Pour l’expert, « l’institution militaire a pris conscience, il y a un an environ, de la volonté d’escalade de la Russie, et elle se prépare. Mais il y a des limites à cette préparation sans embarquer le reste de la société ». Il évoque alors la même image : « Il faut aussi être conscient que la société française a été enfermée par ses politiciens dans une bulle hors du monde, depuis cinquante ans. Il faut revenir dire aux Français que notre mode de vie dépend d’un certain nombre d’équilibres, ce qui veut dire qu’il va falloir se préparer à aider nos voisins s’ils sont attaqués ». Le spécialiste estime également que « dans cette affaire, il y a un nombre de politiciens qui ont un problème avec la parole militaire publique, à l’extrême droite comme à l’extrême gauche ».

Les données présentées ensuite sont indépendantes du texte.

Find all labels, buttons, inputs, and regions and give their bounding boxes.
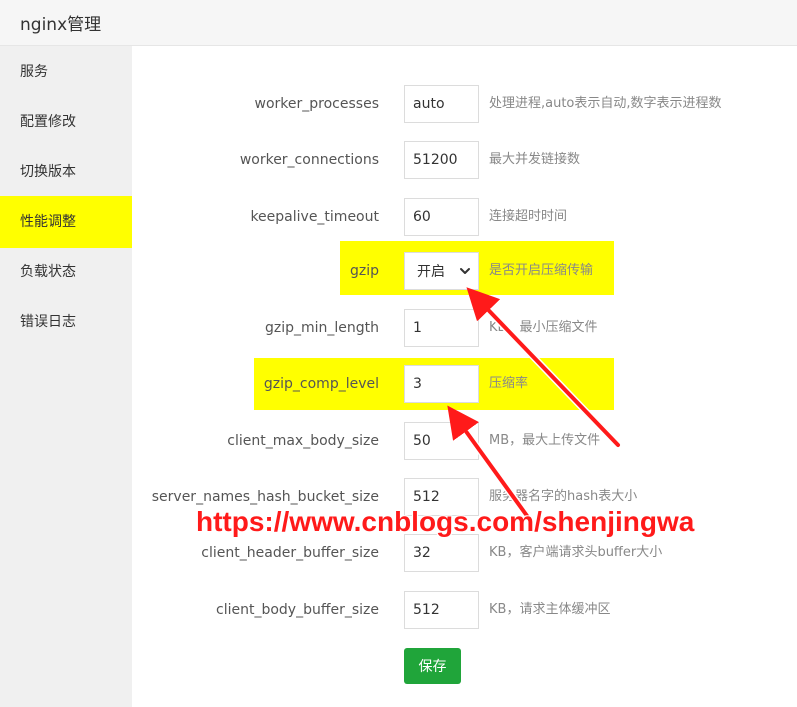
label-client-max-body-size: client_max_body_size [227,433,379,449]
desc-client-body-buffer-size: KB，请求主体缓冲区 [489,602,611,617]
sidebar-item-service[interactable]: 服务 [0,46,132,98]
client-header-buffer-size-input[interactable] [404,534,479,572]
desc-worker-processes: 处理进程,auto表示自动,数字表示进程数 [489,96,722,111]
sidebar-item-error-log[interactable]: 错误日志 [0,296,132,348]
form-row-gzip: gzip 开启 是否开启压缩传输 [132,252,797,290]
gzip-select[interactable]: 开启 [404,252,479,290]
client-body-buffer-size-input[interactable] [404,591,479,629]
desc-worker-connections: 最大并发链接数 [489,152,581,167]
desc-client-max-body-size: MB，最大上传文件 [489,433,601,448]
client-max-body-size-input[interactable] [404,422,479,460]
form-row-keepalive-timeout: keepalive_timeout 连接超时时间 [132,198,797,236]
form-row-client-body-buffer-size: client_body_buffer_size KB，请求主体缓冲区 [132,591,797,629]
watermark-url: https://www.cnblogs.com/shenjingwa [196,506,695,537]
gzip-min-length-input[interactable] [404,309,479,347]
desc-keepalive-timeout: 连接超时时间 [489,209,568,224]
form-row-gzip-comp-level: gzip_comp_level 压缩率 [132,365,797,403]
gzip-select-value: 开启 [417,264,445,280]
label-worker-processes: worker_processes [254,96,379,112]
gzip-comp-level-input[interactable] [404,365,479,403]
desc-client-header-buffer-size: KB，客户端请求头buffer大小 [489,545,663,560]
label-keepalive-timeout: keepalive_timeout [250,209,379,225]
keepalive-timeout-input[interactable] [404,198,479,236]
label-worker-connections: worker_connections [239,152,379,168]
desc-gzip-min-length: KB，最小压缩文件 [489,320,598,335]
worker-connections-input[interactable] [404,141,479,179]
worker-processes-input[interactable] [404,85,479,123]
label-client-body-buffer-size: client_body_buffer_size [216,602,379,618]
form-row-worker-connections: worker_connections 最大并发链接数 [132,141,797,179]
label-gzip: gzip [349,263,379,279]
sidebar-item-performance-tuning[interactable]: 性能调整 [0,196,132,248]
label-gzip-min-length: gzip_min_length [264,320,379,336]
save-button[interactable]: 保存 [404,648,461,684]
sidebar-item-switch-version[interactable]: 切换版本 [0,146,132,198]
desc-gzip: 是否开启压缩传输 [489,263,594,278]
form-row-worker-processes: worker_processes 处理进程,auto表示自动,数字表示进程数 [132,85,797,123]
window-header: nginx管理 [0,0,797,46]
performance-form: worker_processes 处理进程,auto表示自动,数字表示进程数 w… [132,46,797,707]
sidebar: 服务 配置修改 切换版本 性能调整 负载状态 错误日志 [0,46,132,707]
form-row-client-header-buffer-size: client_header_buffer_size KB，客户端请求头buffe… [132,534,797,572]
sidebar-item-load-status[interactable]: 负载状态 [0,246,132,298]
form-row-gzip-min-length: gzip_min_length KB，最小压缩文件 [132,309,797,347]
sidebar-item-config-edit[interactable]: 配置修改 [0,96,132,148]
chevron-down-icon [460,268,470,274]
form-row-client-max-body-size: client_max_body_size MB，最大上传文件 [132,422,797,460]
label-client-header-buffer-size: client_header_buffer_size [201,545,379,561]
app-title: nginx管理 [20,15,102,35]
desc-gzip-comp-level: 压缩率 [489,376,529,391]
label-gzip-comp-level: gzip_comp_level [263,376,379,392]
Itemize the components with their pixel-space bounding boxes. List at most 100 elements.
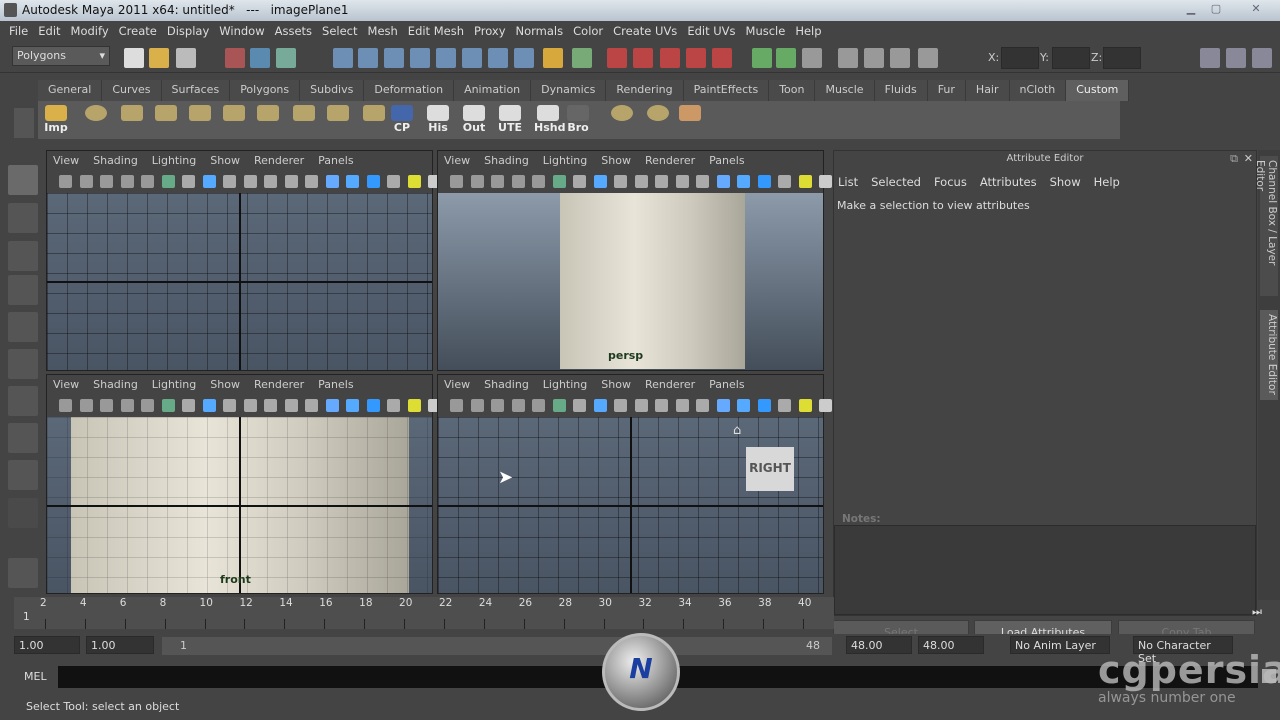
view-cube[interactable]: RIGHT (746, 447, 794, 491)
soft-modification-icon[interactable] (8, 423, 38, 453)
vp-menu-renderer[interactable]: Renderer (645, 154, 695, 171)
viewport-toolbar-icon[interactable] (284, 399, 298, 412)
insert-edge-loop-icon[interactable] (290, 105, 318, 135)
rename-icon[interactable] (776, 48, 796, 68)
start-time-field[interactable]: 1.00 (14, 636, 80, 654)
viewport-view-area[interactable]: persp (438, 193, 823, 370)
viewport-toolbar-icon[interactable] (387, 175, 400, 188)
vp-menu-show[interactable]: Show (210, 378, 240, 395)
ae-menu-attributes[interactable]: Attributes (980, 175, 1037, 189)
select-hierarchy-icon[interactable] (225, 48, 245, 68)
viewport-toolbar-icon[interactable] (182, 399, 195, 412)
vp-menu-panels[interactable]: Panels (318, 154, 353, 171)
command-language-button[interactable]: MEL (24, 670, 47, 683)
viewport-toolbar-icon[interactable] (593, 175, 607, 188)
viewport-toolbar-icon[interactable] (573, 175, 586, 188)
vp-menu-show[interactable]: Show (601, 378, 631, 395)
viewport-toolbar-icon[interactable] (450, 399, 463, 412)
viewport-toolbar-icon[interactable] (223, 399, 236, 412)
hypershade-icon[interactable] (712, 48, 732, 68)
viewport-toolbar-icon[interactable] (716, 175, 730, 188)
viewport-toolbar-icon[interactable] (819, 399, 832, 412)
menu-display[interactable]: Display (162, 24, 214, 43)
ae-menu-list[interactable]: List (838, 175, 858, 189)
viewport-toolbar-icon[interactable] (511, 399, 525, 412)
selection-list-icon[interactable] (802, 48, 822, 68)
viewport-toolbar-icon[interactable] (305, 175, 318, 188)
menu-color[interactable]: Color (568, 24, 608, 43)
vp-menu-shading[interactable]: Shading (484, 378, 529, 395)
menu-normals[interactable]: Normals (511, 24, 569, 43)
help-question-icon[interactable] (514, 48, 534, 68)
vp-menu-renderer[interactable]: Renderer (645, 378, 695, 395)
ae-menu-show[interactable]: Show (1050, 175, 1081, 189)
time-slider[interactable]: 1 2 4 6 8 10 12 14 16 18 20 22 24 26 28 30 32 34 36 38 40 (14, 597, 834, 629)
poly-plane-icon[interactable] (186, 105, 214, 135)
shelf-tab-muscle[interactable]: Muscle (815, 80, 875, 101)
rotate-tool-icon[interactable] (8, 312, 38, 342)
viewport-front[interactable]: View Shading Lighting Show Renderer Panels fr… (46, 374, 441, 594)
menu-edit-uvs[interactable]: Edit UVs (682, 24, 740, 43)
viewport-toolbar-icon[interactable] (757, 175, 771, 188)
vp-menu-view[interactable]: View (444, 154, 470, 171)
viewport-toolbar-icon[interactable] (614, 175, 627, 188)
viewport-toolbar-icon[interactable] (757, 399, 771, 412)
viewport-toolbar-icon[interactable] (79, 175, 93, 188)
viewport-view-area[interactable] (47, 193, 432, 370)
shelf-browser-button[interactable]: Bro (564, 105, 592, 135)
viewport-toolbar-icon[interactable] (696, 399, 709, 412)
viewport-toolbar-icon[interactable] (141, 399, 154, 412)
shelf-tab-curves[interactable]: Curves (102, 80, 162, 101)
shelf-menu-button[interactable] (14, 108, 34, 138)
magnet-icon[interactable] (607, 48, 627, 68)
vp-menu-lighting[interactable]: Lighting (543, 378, 587, 395)
viewport-toolbar-icon[interactable] (491, 399, 504, 412)
vp-menu-renderer[interactable]: Renderer (254, 154, 304, 171)
vp-menu-lighting[interactable]: Lighting (152, 378, 196, 395)
viewport-toolbar-icon[interactable] (366, 399, 380, 412)
vp-menu-view[interactable]: View (53, 154, 79, 171)
z-field[interactable] (1103, 47, 1141, 69)
open-folder-icon[interactable] (149, 48, 169, 68)
merge-vertices-icon[interactable] (360, 105, 388, 135)
vp-menu-panels[interactable]: Panels (709, 154, 744, 171)
viewport-toolbar-icon[interactable] (655, 175, 668, 188)
relative-transform-icon[interactable] (864, 48, 884, 68)
playback-end-field[interactable]: 48.00 (846, 636, 912, 654)
playback-start-field[interactable]: 1.00 (86, 636, 154, 654)
viewport-toolbar-icon[interactable] (470, 399, 484, 412)
vp-menu-shading[interactable]: Shading (93, 154, 138, 171)
select-tool-icon[interactable] (8, 165, 38, 195)
ipr-render-icon[interactable] (660, 48, 680, 68)
dynamics-icon[interactable] (488, 48, 508, 68)
select-object-icon[interactable] (250, 48, 270, 68)
close-button[interactable]: ✕ (1245, 2, 1267, 17)
viewport-toolbar-icon[interactable] (634, 175, 648, 188)
snap-curve-icon[interactable] (358, 48, 378, 68)
viewport-toolbar-icon[interactable] (593, 399, 607, 412)
range-slider[interactable]: 1 48 (162, 637, 832, 655)
viewport-toolbar-icon[interactable] (243, 399, 257, 412)
lock-icon[interactable] (543, 48, 563, 68)
vp-menu-show[interactable]: Show (210, 154, 240, 171)
home-icon[interactable]: ⌂ (733, 423, 741, 438)
close-panel-icon[interactable]: ✕ (1244, 152, 1253, 165)
lattice-icon[interactable] (676, 105, 704, 135)
viewport-toolbar-icon[interactable] (696, 175, 709, 188)
viewport-toolbar-icon[interactable] (325, 175, 339, 188)
viewport-toolbar-icon[interactable] (161, 399, 175, 412)
tool-settings-toggle-icon[interactable] (1226, 48, 1246, 68)
minimize-button[interactable]: ▁ (1180, 2, 1202, 17)
x-field[interactable] (1001, 47, 1039, 69)
viewport-toolbar-icon[interactable] (737, 399, 750, 412)
viewport-toolbar-icon[interactable] (264, 175, 277, 188)
viewport-toolbar-icon[interactable] (491, 175, 504, 188)
menu-create-uvs[interactable]: Create UVs (608, 24, 682, 43)
render-settings-icon[interactable] (686, 48, 706, 68)
viewport-toolbar-icon[interactable] (346, 175, 359, 188)
playback-end-icon[interactable]: ⏭ (1252, 605, 1262, 619)
move-tool-icon[interactable] (8, 275, 38, 305)
ae-menu-help[interactable]: Help (1094, 175, 1120, 189)
shelf-tab-painteffects[interactable]: PaintEffects (683, 80, 770, 101)
viewport-toolbar-icon[interactable] (120, 399, 134, 412)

« Le pays n’est pas prêt à entendre ce genre de paroles, mais le but de ce discours est justement de choquer les esprits pour réveiller la société », poursuit Louis Duclos. « On a quand même le ministre de la Défense allemand, Boris Pistorius, qui a déclaré il y a quelques jours que l’Europe avait peut-être vécu son dernier été en paix. Imaginez si Catherine Vautrin ou Sébastien Lecornu avaient dit cela ! »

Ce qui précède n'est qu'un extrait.